A questa maggiore consapevolezza sul tema della sostenibilità si accompagna però, negli ultimi anni, un crescente scetticismo: «La quota degli scettici – dettaglia l’ASviS – è cresciuta dal 13% di tre anni fa al 22%, anche a causa di un’eccessiva enfasi di governi e imprese sui propositi e le promesse di azioni future a fronte di risultati limitati, cioè della percezione di un crescente greenwashing».

Una dinamica cui sta contribuendo anche l’ondata di “negazionismo climatico” manifestatasi nel corso di quest’anno (dopo quello legato alla pandemia da Covid-19), che ha obbligato il presidente della Repubblica, Sergio Mattarella, a intervenire più volte pubblicamente invitando tutti ad ascoltare la scienza.
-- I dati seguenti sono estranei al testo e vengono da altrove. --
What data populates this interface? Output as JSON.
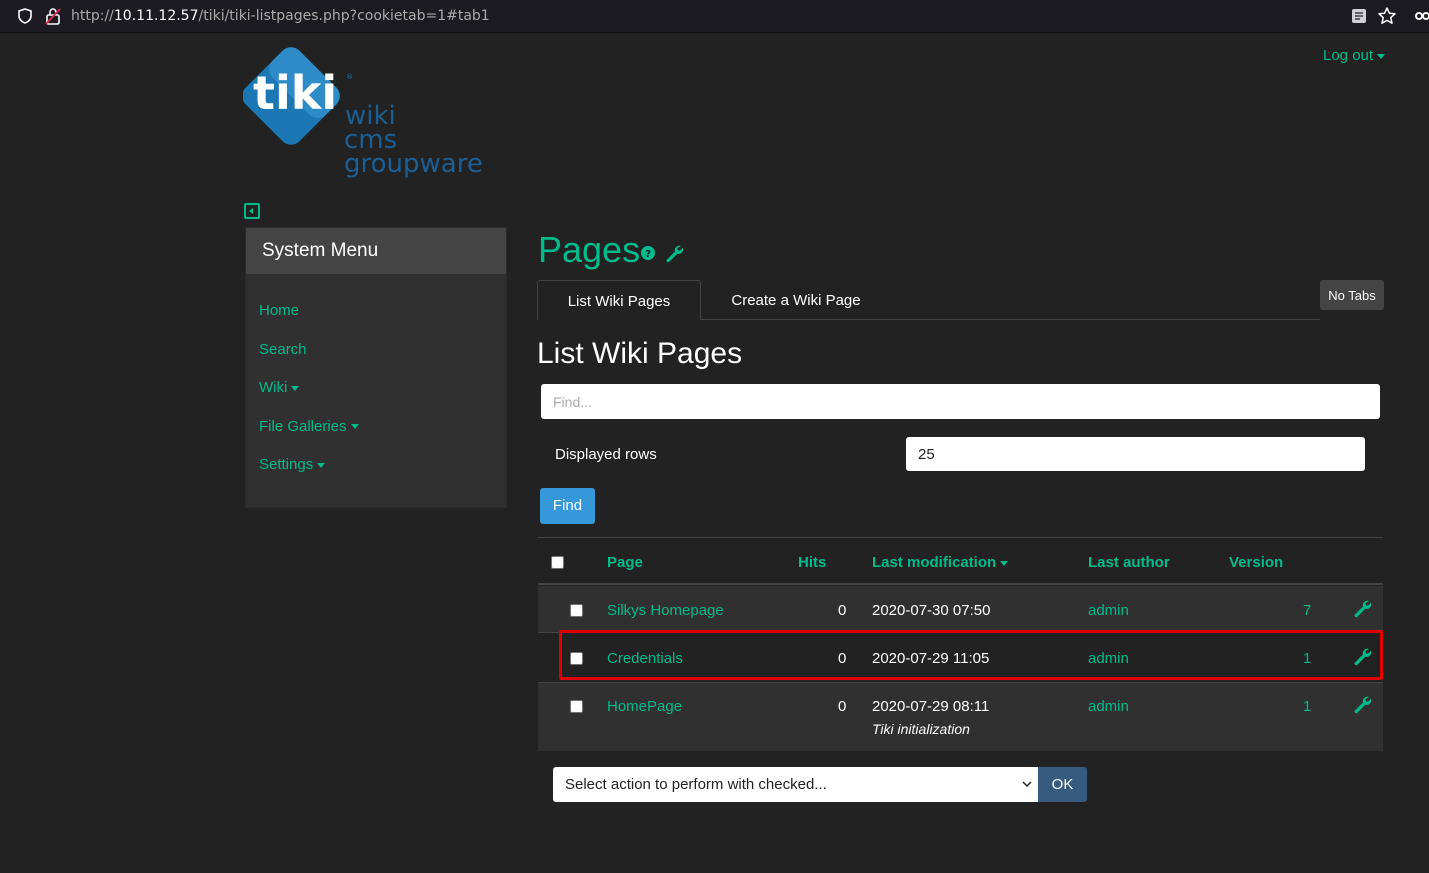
{
  "browser": {
    "url_prefix": "http://",
    "url_host": "10.11.12.57",
    "url_path": "/tiki/tiki-listpages.php?cookietab=1#tab1"
  },
  "header": {
    "logout_label": "Log out",
    "logo_word": "tiki",
    "logo_tag1": "wiki",
    "logo_tag2": "cms",
    "logo_tag3": "groupware"
  },
  "sidebar": {
    "title": "System Menu",
    "items": [
      {
        "label": "Home",
        "dropdown": false
      },
      {
        "label": "Search",
        "dropdown": false
      },
      {
        "label": "Wiki",
        "dropdown": true
      },
      {
        "label": "File Galleries",
        "dropdown": true
      },
      {
        "label": "Settings",
        "dropdown": true
      }
    ]
  },
  "main": {
    "page_title": "Pages",
    "tabs": [
      "List Wiki Pages",
      "Create a Wiki Page"
    ],
    "no_tabs_label": "No Tabs",
    "heading": "List Wiki Pages",
    "find_placeholder": "Find...",
    "displayed_rows_label": "Displayed rows",
    "displayed_rows_value": "25",
    "find_button": "Find",
    "table": {
      "headers": {
        "page": "Page",
        "hits": "Hits",
        "last_modification": "Last modification",
        "last_author": "Last author",
        "version": "Version"
      },
      "rows": [
        {
          "page": "Silkys Homepage",
          "hits": "0",
          "modified": "2020-07-30 07:50",
          "note": "",
          "author": "admin",
          "version": "7"
        },
        {
          "page": "Credentials",
          "hits": "0",
          "modified": "2020-07-29 11:05",
          "note": "",
          "author": "admin",
          "version": "1"
        },
        {
          "page": "HomePage",
          "hits": "0",
          "modified": "2020-07-29 08:11",
          "note": "Tiki initialization",
          "author": "admin",
          "version": "1"
        }
      ]
    },
    "action_select": "Select action to perform with checked...",
    "ok_button": "OK"
  },
  "colors": {
    "accent": "#00bc8c",
    "background": "#222222",
    "primary_button": "#3498db",
    "ok_button": "#375a7f",
    "highlight": "#e00000"
  }
}
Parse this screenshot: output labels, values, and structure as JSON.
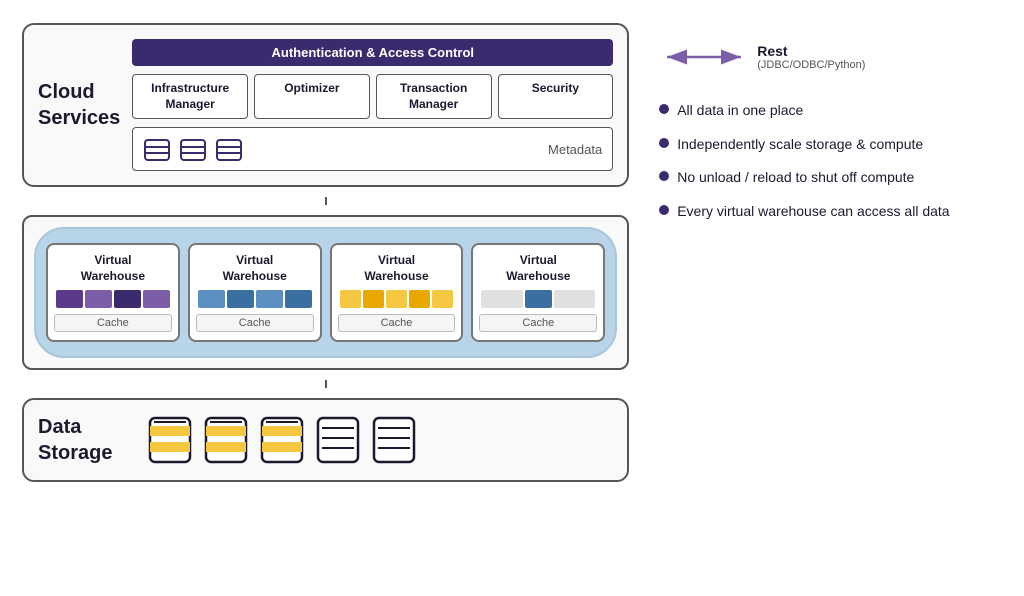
{
  "cloudServices": {
    "label": "Cloud\nServices",
    "authBar": "Authentication & Access Control",
    "managers": [
      {
        "label": "Infrastructure\nManager"
      },
      {
        "label": "Optimizer"
      },
      {
        "label": "Transaction\nManager"
      },
      {
        "label": "Security"
      }
    ],
    "metadataLabel": "Metadata"
  },
  "virtualWarehouses": {
    "sectionLabel": "Virtual Warehouse",
    "cards": [
      {
        "title": "Virtual\nWarehouse",
        "cacheLabel": "Cache",
        "colors": [
          "#5b3a8c",
          "#7b5ea7",
          "#3b2a6e",
          "#7b5ea7"
        ]
      },
      {
        "title": "Virtual\nWarehouse",
        "cacheLabel": "Cache",
        "colors": [
          "#5b90c0",
          "#3a70a0",
          "#5b90c0",
          "#3a70a0"
        ]
      },
      {
        "title": "Virtual\nWarehouse",
        "cacheLabel": "Cache",
        "colors": [
          "#f5c842",
          "#e8a800",
          "#f5c842",
          "#e8a800",
          "#f5c842"
        ]
      },
      {
        "title": "Virtual\nWarehouse",
        "cacheLabel": "Cache",
        "colors": [
          "#e0e0e0",
          "#3a70a0",
          "#e0e0e0"
        ]
      }
    ]
  },
  "dataStorage": {
    "label": "Data\nStorage",
    "cylinders": [
      {
        "hasGold": true
      },
      {
        "hasGold": true
      },
      {
        "hasGold": true
      },
      {
        "hasGold": false
      },
      {
        "hasGold": false
      }
    ]
  },
  "restApi": {
    "label": "Rest",
    "sublabel": "(JDBC/ODBC/Python)"
  },
  "bullets": [
    "All data in one place",
    "Independently scale storage & compute",
    "No unload / reload to shut off compute",
    "Every virtual warehouse can access all data"
  ]
}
«Alla constatazione che l’Italia procede a rilento sul cammino dello sviluppo sostenibile non deve corrispondere un sentimento di disfattismo – conclude la presidente dell’ASviS, Marcella Mallen – È ancora possibile cambiare passo, consolidando la crescente consapevolezza dell’opinione pubblica, delle imprese e delle amministrazioni pubbliche sul fatto che, nonostante i negazionisti, la scelta della sostenibilità conviene tanto dal punto di vista sociale e ambientale, quanto da quello economico».